When you are considering developing, changing or revitalizing your Diversity and Inclusion programs, knowing what works and what doesn’t can improve the success of your programs.
A study done by Sociology professors, Frank Dobbin and Alexandra Kalev, analyzes decades worth of data to find out which programs fail and why. The evidence found that the three most widely used programs, job tests, grievance systems, and mandatory training – actually made companies less diverse.
How could that be? It really comes down to the application of the application of the programs failed.
- Personality or aptitude tests were often only given to some applicants and not to favored candidates.
- Grievance systems often backfire, leading to toxic work environments where retaliation may occur.
- When companies make training programs mandatory, it gives the program a negative connotation from the start.
What can work?
It’s easy to talk about all the issues and problems but knowing what can help your programs succeed and get a lot of employee engagement is more beneficial.
- The five best programs for increasing diversity in the workplace are voluntary training, college recruitment, diversity management, mentoring and diversity task force implementation.
- When employers make these initiatives voluntary it frames them in a more positive way, allowing hands-on collaboration and fostering the right atmosphere for engagement.
- Programs that support social responsibility are more successful in creating diverse and inclusive atmospheres.
Ways to start improving your programs
Hire diverse – It really does start with having a diverse workforce. Companies that actively recruited women and people of color, especially at the college level, noticed a huge leap in successful diversity initiatives five years down the road.
Let employees make the choice - Voluntary diversity training is a lot more effective than mandatory training. Allowing people to choose which workshops to attend and focusing on the positive benefits provides a safe space to learn and grow.

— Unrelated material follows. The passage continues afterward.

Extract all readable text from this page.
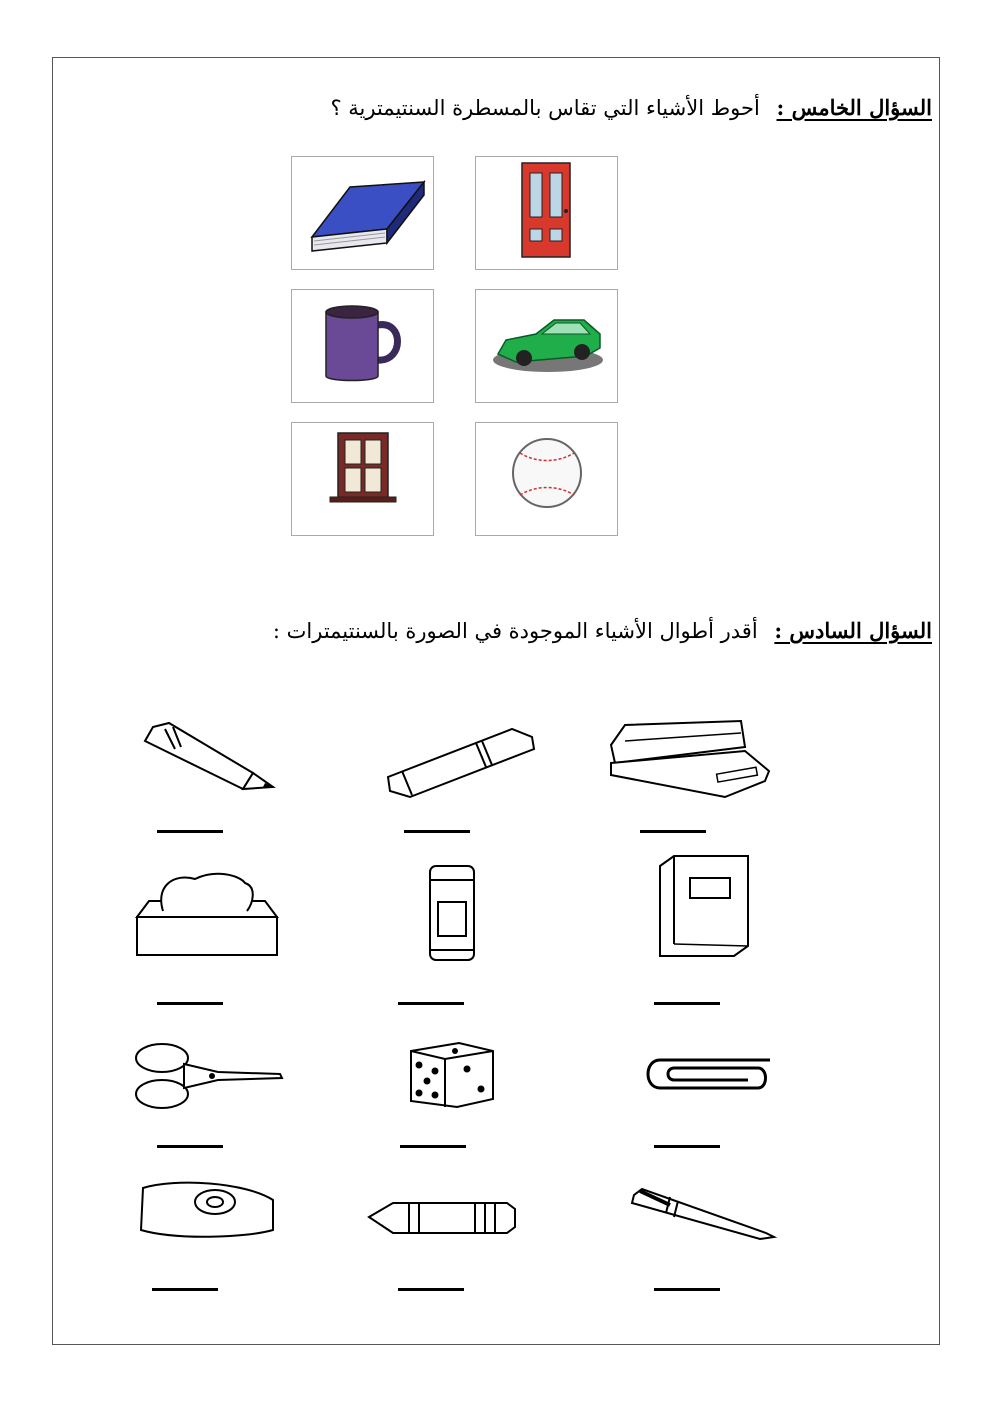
السؤال الخامس : أحوط الأشياء التي تقاس بالمسطرة السنتيمترية ؟
السؤال السادس : أقدر أطوال الأشياء الموجودة في الصورة بالسنتيمترات :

Bring in a manger specifically for diversity - Businesses that appointed diversity managers to guide recruitment and retention saw an increase of 7-18% in all underrepresented groups in management roles within that same five-year period. Being held accountable for hiring and promotion decisions led managers to focus on performance and consider all qualified candidates, reducing bias.
Start a mentoring program – Even though mentoring programs were the least commonly used, they have proven to be extremely effective. Minorities and women are often the first to sign up for them. When barriers of gender and race are discarded, mentorship programs boosted representation of black, Hispanic, and Asian-American’s by approximately 9% to 24%.
Create a team that is focused on Diversity and Inclusion - Diversity task forces are teams comprised of volunteers that include underrepresented groups. They focus on increasing the diversity numbers on every level of the company, analyzing recruitment practices and promotion pathways. They strive to uncover problem areas and develop solutions. The reason these groups are successful is because they empower employees by giving them a sense of ownership over the tasks. This promotes innovative changes that bring forth the desired outcome.
“On average, companies that put in diversity task forces see 9% to 30% increases in the representation of white women and of each minority group in management over the next five years.” (‘Why Diversity Programs Fail,’ 2016).
The future of diversity programs
The statistics show that employers who seek proactive and positive approaches to the diversity and inclusion challenge are successful. It will be interesting to see how these programs continue to be implemented over the next few years, and what new ideas emerge along the way – hopefully leading to a much more diverse and inclusive workforce in the future.
Flagship has always embraced diversity in our workforce - but we, along with the rest of the country, were motivated to do more in light of the events in the summer of 2020 that led to nationwide protests in support of black Americans.
We wanted our employees to drive the changes we make - so we convened a diverse group, pulled from all areas of the company - and formed our Inclusion and Diversity Employee Action Group - otherwise known as the IDEA Group.
The IDEA Group refined raw concepts into a formal Inclusion & Diversity platform that encompassed the entirety of the organization.